Our study design did not allow us to determine which cell types were the direct or indirect targets of catechin and/or epicatechin supplementation (i.e., endothelial cells vs. smooth muscle cells). The oral bioavailability of flavonoids is relatively low, and the major site of absorption is the small intestine [29]. Moreover, a study on human volunteers after consumption of red wine showed that if flavonoids are protective nutrients, the active forms are likely to be metabolites, which are more abundant in plasma [30]. Therefore, we cannot fully elucidate whether the observed effects were mediated by the ingested catechin or epicatechin or their metabolites. However, the conversion of catechin proceeds five times faster than that of epicatechin, which may affect their bioavailability and could explain the observed differences in treatment effects between these two diastereomers [31].

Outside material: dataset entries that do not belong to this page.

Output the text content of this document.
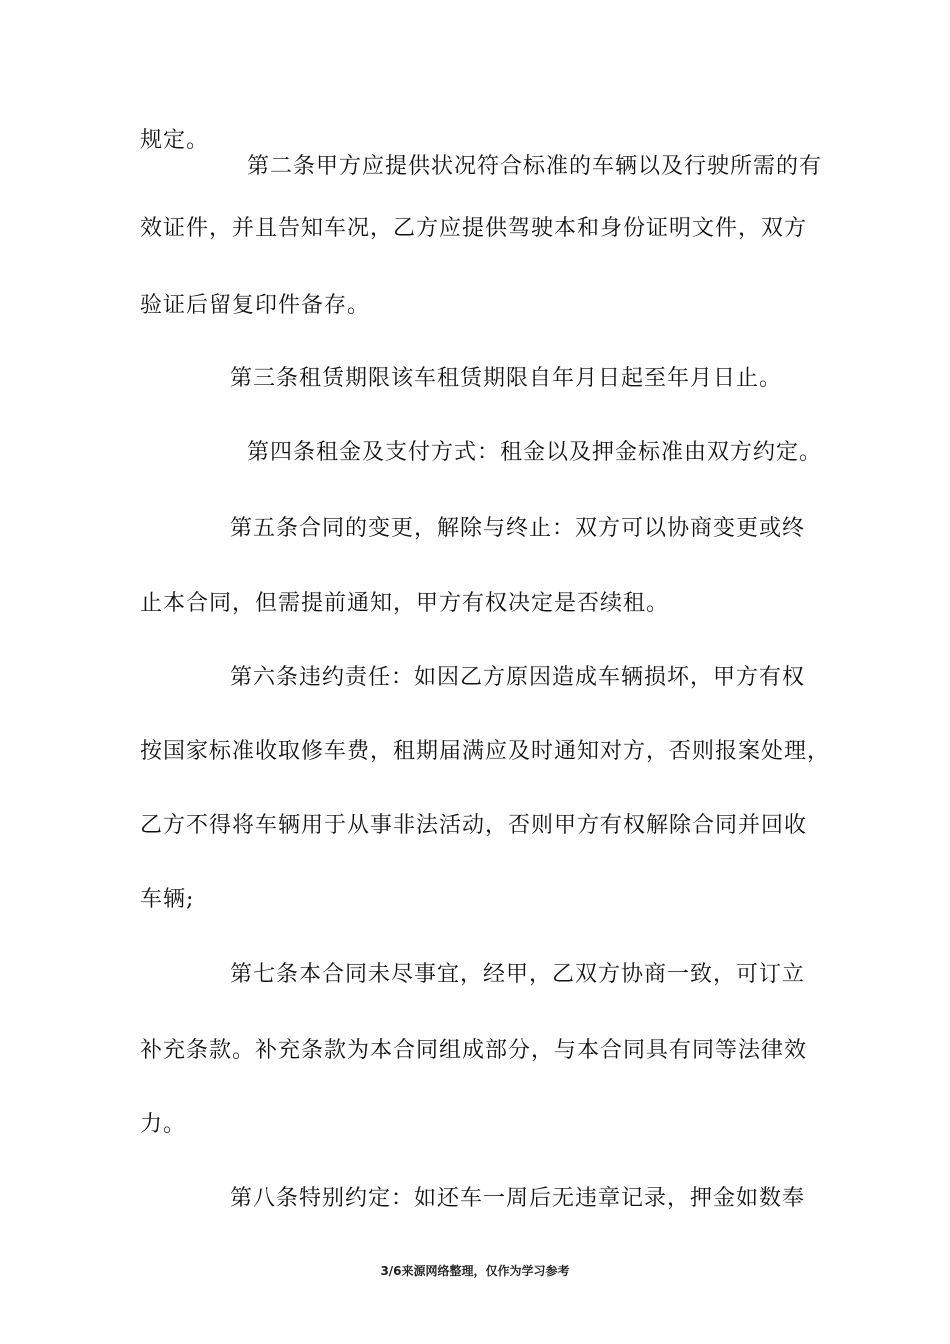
规定。
第二条甲方应提供状况符合标准的车辆以及行驶所需的有
效证件，并且告知车况，乙方应提供驾驶本和身份证明文件，双方
验证后留复印件备存。
第三条租赁期限该车租赁期限自年月日起至年月日止。
第四条租金及支付方式：租金以及押金标准由双方约定。
第五条合同的变更，解除与终止：双方可以协商变更或终
止本合同，但需提前通知，甲方有权决定是否续租。
第六条违约责任：如因乙方原因造成车辆损坏，甲方有权
按国家标准收取修车费，租期届满应及时通知对方，否则报案处理，
乙方不得将车辆用于从事非法活动，否则甲方有权解除合同并回收
车辆;
第七条本合同未尽事宜，经甲，乙双方协商一致，可订立
补充条款。补充条款为本合同组成部分，与本合同具有同等法律效
力。
第八条特别约定：如还车一周后无违章记录，押金如数奉
3/6来源网络整理，仅作为学习参考
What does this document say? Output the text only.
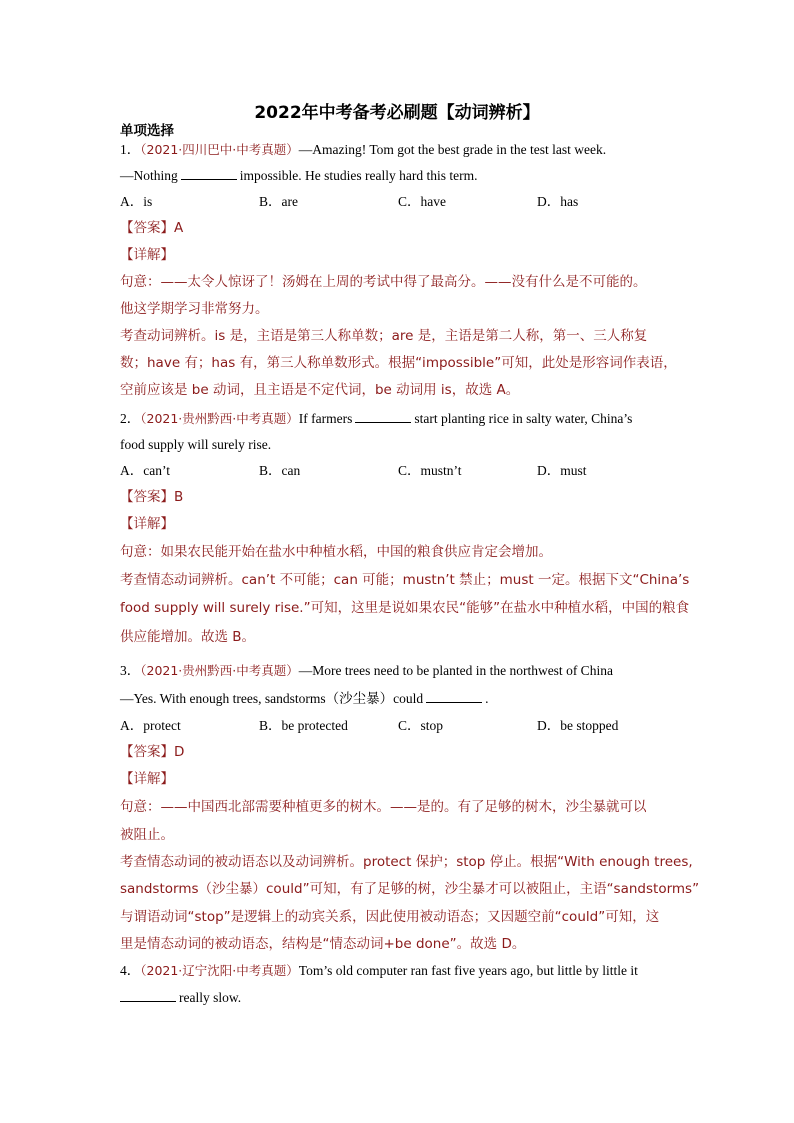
2022年中考备考必刷题【动词辨析】
单项选择
1．（2021·四川巴中·中考真题）—Amazing! Tom got the best grade in the test last week.
—Nothing	impossible. He studies really hard this term.
A．is	B．are	C．have	D．has
【答案】A
【详解】
句意：——太令人惊讶了！汤姆在上周的考试中得了最高分。——没有什么是不可能的。
他这学期学习非常努力。
考查动词辨析。is 是，主语是第三人称单数；are 是，主语是第二人称，第一、三人称复
数；have 有；has 有，第三人称单数形式。根据“impossible”可知，此处是形容词作表语，
空前应该是 be 动词，且主语是不定代词，be 动词用 is，故选 A。
2．（2021·贵州黔西·中考真题）If farmers	start planting rice in salty water, China’s
food supply will surely rise.
A．can’t	B．can	C．mustn’t	D．must
【答案】B
【详解】
句意：如果农民能开始在盐水中种植水稻，中国的粮食供应肯定会增加。
考查情态动词辨析。can’t 不可能；can 可能；mustn’t 禁止；must 一定。根据下文“China’s
food supply will surely rise.”可知，这里是说如果农民“能够”在盐水中种植水稻，中国的粮食
供应能增加。故选 B。
3．（2021·贵州黔西·中考真题）—More trees need to be planted in the northwest of China
—Yes. With enough trees, sandstorms（沙尘暴）could	.
A．protect	B．be protected	C．stop	D．be stopped
【答案】D
【详解】
句意：——中国西北部需要种植更多的树木。——是的。有了足够的树木，沙尘暴就可以
被阻止。
考查情态动词的被动语态以及动词辨析。protect 保护；stop 停止。根据“With enough trees,
sandstorms（沙尘暴）could”可知，有了足够的树，沙尘暴才可以被阻止，主语“sandstorms”
与谓语动词“stop”是逻辑上的动宾关系，因此使用被动语态；又因题空前“could”可知，这
里是情态动词的被动语态，结构是“情态动词+be done”。故选 D。
4．（2021·辽宁沈阳·中考真题）Tom’s old computer ran fast five years ago, but little by little it
really slow.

In conclusion, a daily consumption of 50 μg of catechin or epicatechin appears to be protective in hyperhomocysteinemic mice, while the daily consumption of both polyphenols seems to be deleterious. We found that both catechin and epicatechin, given individually, decrease plasma tHcy, but that catechin seems to be a more potent anti-atherogenic and anti-inflammatory agent than epicatechin. Furthermore, our results show that a daily consumption of catechin and/or epicatechin in normohomocysteinemic mice seems to have negative effects on expression of endothelial dysfunction biomarkers but not on proinflammatory cytokine expression. Our results highlight a novel approach to reduce plasma homocysteine level and its associated endothelial dysfunction. However, the combination of the two polyphenols does not appear to be an effective approach to treating endothelial dysfunction in hyperhomocysteinemia.